Systems thinking reframes the question from “How do I optimise my part?” to “How do we achieve our shared goal?”. It demands climate literacy, better communication and the humility to work across boundaries.
The forthcoming report expands on this, positioning systems thinking as central to any credible Net Zero pathway for London.
4. Growing the Conversation: Establishing the Circular Economy SIG
A significant development this year has been the creation of the Circular Economy Special Interest Group (SIG) — a direct outcome of the Expert Panel’s work and a recognition that circularity is inseparable from Net Zero.

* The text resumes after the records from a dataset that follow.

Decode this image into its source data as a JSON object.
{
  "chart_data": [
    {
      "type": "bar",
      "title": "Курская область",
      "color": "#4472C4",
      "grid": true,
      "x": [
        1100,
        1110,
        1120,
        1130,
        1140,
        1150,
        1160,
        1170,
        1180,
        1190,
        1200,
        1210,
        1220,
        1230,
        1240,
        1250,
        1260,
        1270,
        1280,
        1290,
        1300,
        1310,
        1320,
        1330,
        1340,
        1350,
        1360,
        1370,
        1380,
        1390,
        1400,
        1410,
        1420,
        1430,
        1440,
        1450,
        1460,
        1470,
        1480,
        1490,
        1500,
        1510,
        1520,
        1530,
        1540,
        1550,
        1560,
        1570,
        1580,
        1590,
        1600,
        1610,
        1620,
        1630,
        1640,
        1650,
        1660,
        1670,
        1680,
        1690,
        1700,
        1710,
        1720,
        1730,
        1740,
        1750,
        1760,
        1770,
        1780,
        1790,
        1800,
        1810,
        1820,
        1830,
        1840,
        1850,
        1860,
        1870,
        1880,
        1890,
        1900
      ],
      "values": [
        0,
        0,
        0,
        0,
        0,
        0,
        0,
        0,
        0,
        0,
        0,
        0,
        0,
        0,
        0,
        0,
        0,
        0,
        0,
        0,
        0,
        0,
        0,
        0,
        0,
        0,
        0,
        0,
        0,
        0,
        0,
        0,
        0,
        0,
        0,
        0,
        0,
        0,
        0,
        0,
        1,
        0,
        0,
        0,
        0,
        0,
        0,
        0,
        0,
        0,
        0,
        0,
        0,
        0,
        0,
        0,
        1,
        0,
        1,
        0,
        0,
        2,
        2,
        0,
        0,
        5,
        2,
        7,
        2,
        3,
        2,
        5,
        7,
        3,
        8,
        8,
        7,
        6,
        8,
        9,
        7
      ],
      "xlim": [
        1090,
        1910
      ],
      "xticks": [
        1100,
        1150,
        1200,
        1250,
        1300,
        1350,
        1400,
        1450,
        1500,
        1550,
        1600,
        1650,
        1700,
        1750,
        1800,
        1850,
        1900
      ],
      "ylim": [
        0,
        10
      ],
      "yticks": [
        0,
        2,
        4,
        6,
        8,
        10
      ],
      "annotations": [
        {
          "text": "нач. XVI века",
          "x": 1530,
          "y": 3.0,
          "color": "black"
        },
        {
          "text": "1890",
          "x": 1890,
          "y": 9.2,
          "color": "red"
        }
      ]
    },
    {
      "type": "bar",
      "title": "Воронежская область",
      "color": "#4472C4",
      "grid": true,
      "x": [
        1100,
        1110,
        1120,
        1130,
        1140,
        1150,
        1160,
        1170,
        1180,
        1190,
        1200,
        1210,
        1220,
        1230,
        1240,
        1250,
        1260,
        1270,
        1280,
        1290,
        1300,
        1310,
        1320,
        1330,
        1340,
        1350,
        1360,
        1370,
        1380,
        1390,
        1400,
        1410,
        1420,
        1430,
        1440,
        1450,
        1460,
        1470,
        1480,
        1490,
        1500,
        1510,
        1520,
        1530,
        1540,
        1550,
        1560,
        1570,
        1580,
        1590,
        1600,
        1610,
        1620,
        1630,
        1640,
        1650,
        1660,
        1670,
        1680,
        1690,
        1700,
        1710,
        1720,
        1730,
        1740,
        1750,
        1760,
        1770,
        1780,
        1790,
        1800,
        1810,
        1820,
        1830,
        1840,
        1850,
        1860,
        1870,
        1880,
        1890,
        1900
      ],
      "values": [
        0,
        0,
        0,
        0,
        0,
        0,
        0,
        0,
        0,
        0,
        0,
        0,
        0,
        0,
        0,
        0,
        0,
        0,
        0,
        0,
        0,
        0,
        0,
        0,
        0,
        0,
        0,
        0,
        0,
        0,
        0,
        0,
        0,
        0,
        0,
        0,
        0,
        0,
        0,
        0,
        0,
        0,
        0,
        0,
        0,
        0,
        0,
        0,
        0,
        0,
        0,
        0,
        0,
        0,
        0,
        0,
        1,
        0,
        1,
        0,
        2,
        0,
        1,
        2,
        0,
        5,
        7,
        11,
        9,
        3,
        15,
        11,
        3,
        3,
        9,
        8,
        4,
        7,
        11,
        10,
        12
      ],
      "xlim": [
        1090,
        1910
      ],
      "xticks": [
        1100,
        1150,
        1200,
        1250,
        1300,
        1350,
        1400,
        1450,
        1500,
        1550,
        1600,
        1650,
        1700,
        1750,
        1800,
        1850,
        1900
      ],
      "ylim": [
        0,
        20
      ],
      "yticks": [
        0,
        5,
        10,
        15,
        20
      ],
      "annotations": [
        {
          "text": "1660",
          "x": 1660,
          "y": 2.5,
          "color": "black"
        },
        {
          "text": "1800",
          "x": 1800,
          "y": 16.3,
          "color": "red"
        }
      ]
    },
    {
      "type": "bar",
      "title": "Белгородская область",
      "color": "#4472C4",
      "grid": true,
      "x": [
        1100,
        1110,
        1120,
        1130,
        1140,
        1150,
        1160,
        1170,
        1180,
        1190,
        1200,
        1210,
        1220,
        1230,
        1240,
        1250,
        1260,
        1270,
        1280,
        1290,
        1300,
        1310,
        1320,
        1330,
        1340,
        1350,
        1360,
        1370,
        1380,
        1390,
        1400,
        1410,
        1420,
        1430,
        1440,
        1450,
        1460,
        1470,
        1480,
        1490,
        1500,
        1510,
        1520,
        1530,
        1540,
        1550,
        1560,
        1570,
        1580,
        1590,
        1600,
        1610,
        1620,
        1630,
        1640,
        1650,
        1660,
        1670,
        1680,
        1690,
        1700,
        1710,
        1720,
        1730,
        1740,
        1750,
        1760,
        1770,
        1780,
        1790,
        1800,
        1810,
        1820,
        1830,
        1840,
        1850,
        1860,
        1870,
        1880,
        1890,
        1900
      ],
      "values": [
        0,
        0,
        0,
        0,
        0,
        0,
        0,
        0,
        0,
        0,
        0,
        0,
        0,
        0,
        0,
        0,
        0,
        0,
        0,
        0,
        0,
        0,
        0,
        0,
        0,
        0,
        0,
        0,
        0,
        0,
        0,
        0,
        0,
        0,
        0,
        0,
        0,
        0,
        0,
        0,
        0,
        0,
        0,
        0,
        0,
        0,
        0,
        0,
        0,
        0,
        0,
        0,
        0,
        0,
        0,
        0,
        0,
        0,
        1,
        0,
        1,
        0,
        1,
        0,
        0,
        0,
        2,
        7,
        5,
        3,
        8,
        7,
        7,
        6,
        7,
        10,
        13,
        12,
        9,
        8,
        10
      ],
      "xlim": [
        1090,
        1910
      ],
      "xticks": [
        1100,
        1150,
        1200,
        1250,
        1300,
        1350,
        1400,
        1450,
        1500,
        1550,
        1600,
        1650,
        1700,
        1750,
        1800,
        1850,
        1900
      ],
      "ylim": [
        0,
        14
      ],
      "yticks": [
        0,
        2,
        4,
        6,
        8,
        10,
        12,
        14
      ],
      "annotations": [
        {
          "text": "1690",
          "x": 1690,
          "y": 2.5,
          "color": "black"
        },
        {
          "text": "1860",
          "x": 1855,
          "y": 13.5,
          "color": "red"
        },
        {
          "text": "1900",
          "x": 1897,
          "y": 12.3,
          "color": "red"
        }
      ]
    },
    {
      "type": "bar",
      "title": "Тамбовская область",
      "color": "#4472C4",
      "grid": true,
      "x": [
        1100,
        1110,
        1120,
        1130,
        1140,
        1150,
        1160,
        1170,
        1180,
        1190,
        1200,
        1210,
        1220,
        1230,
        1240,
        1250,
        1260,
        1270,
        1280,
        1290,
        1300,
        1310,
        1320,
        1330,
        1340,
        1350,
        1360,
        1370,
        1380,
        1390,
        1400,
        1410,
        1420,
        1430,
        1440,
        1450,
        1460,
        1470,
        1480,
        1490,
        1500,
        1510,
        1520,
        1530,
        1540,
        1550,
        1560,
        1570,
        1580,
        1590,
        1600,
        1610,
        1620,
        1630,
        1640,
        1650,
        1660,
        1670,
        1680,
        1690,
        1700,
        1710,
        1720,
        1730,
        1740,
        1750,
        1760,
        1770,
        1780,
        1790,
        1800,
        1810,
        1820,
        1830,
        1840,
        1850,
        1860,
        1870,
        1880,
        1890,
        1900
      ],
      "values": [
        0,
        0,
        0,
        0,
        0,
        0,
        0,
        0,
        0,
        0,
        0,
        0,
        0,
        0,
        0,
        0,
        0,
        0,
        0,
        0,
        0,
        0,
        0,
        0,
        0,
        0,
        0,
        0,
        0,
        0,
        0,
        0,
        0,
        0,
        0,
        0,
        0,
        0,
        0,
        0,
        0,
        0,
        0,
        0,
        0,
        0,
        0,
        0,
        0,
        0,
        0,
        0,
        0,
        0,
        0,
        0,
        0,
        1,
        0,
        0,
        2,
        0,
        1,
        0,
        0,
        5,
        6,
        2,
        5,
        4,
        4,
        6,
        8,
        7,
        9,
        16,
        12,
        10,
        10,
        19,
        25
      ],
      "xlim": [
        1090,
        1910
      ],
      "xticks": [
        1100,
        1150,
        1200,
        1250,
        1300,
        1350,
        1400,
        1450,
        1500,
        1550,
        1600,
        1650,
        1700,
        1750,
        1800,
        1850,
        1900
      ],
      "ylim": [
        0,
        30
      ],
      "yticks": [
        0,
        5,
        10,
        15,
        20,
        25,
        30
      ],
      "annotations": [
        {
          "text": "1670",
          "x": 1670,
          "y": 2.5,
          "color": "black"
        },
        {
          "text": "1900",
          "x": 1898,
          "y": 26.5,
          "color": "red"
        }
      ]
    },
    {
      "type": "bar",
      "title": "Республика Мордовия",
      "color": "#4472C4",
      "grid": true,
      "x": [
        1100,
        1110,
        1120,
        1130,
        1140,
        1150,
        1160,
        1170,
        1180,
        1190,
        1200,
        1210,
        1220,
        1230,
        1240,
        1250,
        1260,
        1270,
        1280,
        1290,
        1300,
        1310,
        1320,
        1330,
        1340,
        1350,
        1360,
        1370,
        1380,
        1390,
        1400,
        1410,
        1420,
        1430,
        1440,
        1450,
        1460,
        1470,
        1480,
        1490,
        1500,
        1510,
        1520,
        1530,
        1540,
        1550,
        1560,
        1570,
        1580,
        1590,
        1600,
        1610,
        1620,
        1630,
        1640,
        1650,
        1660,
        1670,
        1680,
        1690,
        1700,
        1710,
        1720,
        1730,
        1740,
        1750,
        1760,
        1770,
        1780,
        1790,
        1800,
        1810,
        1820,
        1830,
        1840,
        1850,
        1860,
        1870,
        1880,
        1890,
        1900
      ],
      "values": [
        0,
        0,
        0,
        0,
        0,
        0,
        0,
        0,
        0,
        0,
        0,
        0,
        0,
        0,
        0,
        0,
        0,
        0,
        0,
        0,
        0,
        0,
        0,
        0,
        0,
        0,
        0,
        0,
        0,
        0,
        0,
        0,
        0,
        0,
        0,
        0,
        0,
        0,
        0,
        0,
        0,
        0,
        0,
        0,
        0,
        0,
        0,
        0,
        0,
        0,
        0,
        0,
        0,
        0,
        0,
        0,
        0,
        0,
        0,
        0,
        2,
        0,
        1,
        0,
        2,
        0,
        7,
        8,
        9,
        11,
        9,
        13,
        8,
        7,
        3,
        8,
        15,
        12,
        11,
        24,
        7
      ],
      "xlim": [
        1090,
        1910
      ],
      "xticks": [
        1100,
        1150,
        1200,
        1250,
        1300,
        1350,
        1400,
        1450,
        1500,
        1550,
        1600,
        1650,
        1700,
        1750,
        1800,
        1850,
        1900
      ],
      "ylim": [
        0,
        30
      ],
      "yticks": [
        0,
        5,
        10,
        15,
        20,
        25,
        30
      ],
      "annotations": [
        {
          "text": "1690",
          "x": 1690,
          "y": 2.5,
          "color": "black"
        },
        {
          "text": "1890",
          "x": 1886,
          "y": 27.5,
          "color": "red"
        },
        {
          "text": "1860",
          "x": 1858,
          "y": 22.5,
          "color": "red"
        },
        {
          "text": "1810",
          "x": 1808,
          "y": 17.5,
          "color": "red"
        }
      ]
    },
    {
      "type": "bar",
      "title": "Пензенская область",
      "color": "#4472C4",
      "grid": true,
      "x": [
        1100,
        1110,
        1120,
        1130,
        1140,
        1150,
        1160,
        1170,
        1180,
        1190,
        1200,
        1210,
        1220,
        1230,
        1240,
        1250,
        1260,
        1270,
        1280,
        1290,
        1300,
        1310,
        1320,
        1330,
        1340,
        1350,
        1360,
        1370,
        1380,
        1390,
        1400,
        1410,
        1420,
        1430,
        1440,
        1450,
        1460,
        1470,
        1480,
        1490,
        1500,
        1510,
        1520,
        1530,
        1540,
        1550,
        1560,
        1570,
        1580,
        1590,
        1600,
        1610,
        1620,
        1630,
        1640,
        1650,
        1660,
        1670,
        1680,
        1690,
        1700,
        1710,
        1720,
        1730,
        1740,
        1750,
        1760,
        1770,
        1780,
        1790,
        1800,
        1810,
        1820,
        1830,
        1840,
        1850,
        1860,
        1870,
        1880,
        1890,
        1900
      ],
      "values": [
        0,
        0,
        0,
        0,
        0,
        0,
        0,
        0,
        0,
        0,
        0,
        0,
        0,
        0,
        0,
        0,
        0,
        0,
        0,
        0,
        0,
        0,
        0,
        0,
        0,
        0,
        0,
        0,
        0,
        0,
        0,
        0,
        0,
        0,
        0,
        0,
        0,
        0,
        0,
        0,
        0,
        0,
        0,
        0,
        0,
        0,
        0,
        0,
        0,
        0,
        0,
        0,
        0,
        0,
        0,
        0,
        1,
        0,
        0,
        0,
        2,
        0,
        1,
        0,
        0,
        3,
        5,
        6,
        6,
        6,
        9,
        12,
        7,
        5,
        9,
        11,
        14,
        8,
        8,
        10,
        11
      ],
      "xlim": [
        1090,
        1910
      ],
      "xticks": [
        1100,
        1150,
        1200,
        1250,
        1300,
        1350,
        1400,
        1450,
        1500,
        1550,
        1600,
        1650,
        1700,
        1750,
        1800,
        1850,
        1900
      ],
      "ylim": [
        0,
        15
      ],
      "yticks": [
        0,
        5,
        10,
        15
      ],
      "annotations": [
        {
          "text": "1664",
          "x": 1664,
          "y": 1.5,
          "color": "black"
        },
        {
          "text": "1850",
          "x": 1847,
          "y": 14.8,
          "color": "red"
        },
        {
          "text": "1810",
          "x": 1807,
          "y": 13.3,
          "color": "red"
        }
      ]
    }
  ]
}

The SIG brings together designers, contractors, developers, manufacturers and asset owners to explore what a circular future for London could look like. Early work has focused on:
- Creating a visionary narrative for London’s circular future.
- Exploring scenarios for 2035–2050.
- Gathering case studies and identifying barriers and opportunities.
- Examining circularity through five stakeholder lenses.
This group will continue to grow in 2026 and plans to publish an illustrated “vision piece” in mid-2026.
5. Introducing the Net Zero Leadership Report (2026)
In early 2026 NLA will publish the Expert Panel’s Net Zero Leadership Report — a synthesis of the panel’s insights and a practical guide to the behaviours, skills and systems that London needs to transition at pace.
The report examines:
- What Net Zero leadership looks like in practice
- The actors shaping London’s transition
- The skills and capabilities required across the sector
- The systemic interventions needed in policy, finance and supply chains
- A redefinition of “success” for the built environment
Its core message is simple: London has the talent and ingenuity to lead — but acceleration is essential.
Closing Reflection
2025 has shown a sector ready to move beyond rhetoric and into coordinated action. As we look to 2026, the work of the Expert Panel and the new Circular Economy SIG will deepen London’s understanding of Net Zero as both a technical challenge and a cultural commitment.
The momentum is building. The opportunity is clear. And as our panel has emphasised throughout the year:
There are no bystanders. We all have a role to play in shaping a just, regenerative and climate-safe London.